Uno de los policías heridos en Barcelona y su esposa, que ha hablado con este diario, recibiendo este lunes la visita de Pedro Sánchez en el hospital.

Uno de los policías heridos en Barcelona y su esposa, que ha hablado con este diario, recibiendo este lunes la visita de Pedro Sánchez.

Resumen:

A las 18.15 horas del ‘viernes negro’, cuando una turba se concentraba a las puertas de la Jefatura Superior y en la Plaza Urquinaona de Barcelona, su marido le llamó para decirle que acababa de sufrir una lesión en el brazo derecho por el impacto de un objeto pero que se reincorporaba al operativo policial porque no sufría ninguna fractura. Fue la última noticia que tuvo de él hasta que, horas después, el 061 le confirmó que se encontraba ingresado en el Hospital Sagrado Corazón. Había sufrido un fuerte golpe en la cabeza que le había hecho caer al suelo y perder el conocimiento.

Desde el centro sanitario en el que se recupera este policía nacional con diez años de trayectoria en la Unidad de Intervención Policial (UIP), la mujer relata a El Independiente la experiencia vivida por su marido el pasado viernes -sin duda la jornada más dura desde que los radicales desataron su ira- durante los altercados violentos registrados en la capital catalana tras dictarse la sentencia del procés.

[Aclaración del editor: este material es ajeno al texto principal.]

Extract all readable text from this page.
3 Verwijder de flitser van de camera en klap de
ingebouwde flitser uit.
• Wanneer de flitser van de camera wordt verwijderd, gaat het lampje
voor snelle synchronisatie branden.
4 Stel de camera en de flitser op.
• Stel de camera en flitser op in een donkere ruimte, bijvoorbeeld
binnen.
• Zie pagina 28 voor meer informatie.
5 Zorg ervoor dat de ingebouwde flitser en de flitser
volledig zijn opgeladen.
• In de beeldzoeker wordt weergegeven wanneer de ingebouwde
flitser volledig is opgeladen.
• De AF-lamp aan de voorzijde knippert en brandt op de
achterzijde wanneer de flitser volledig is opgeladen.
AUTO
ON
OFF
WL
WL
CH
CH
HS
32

El agente se encontraba en Urquinaona formando parte de un grupo de los Antidisturbios que intentaba despejar la calle -salpicada de barricadas en llamadas- cuando cayó desplomado al suelo tras sufrir un fuerte impacto en la cabeza. No han podido averiguar todavía si el objeto lo lanzaron desde una azotea o mediante un artilugio que eleva el proyectil y luego cae en vertical.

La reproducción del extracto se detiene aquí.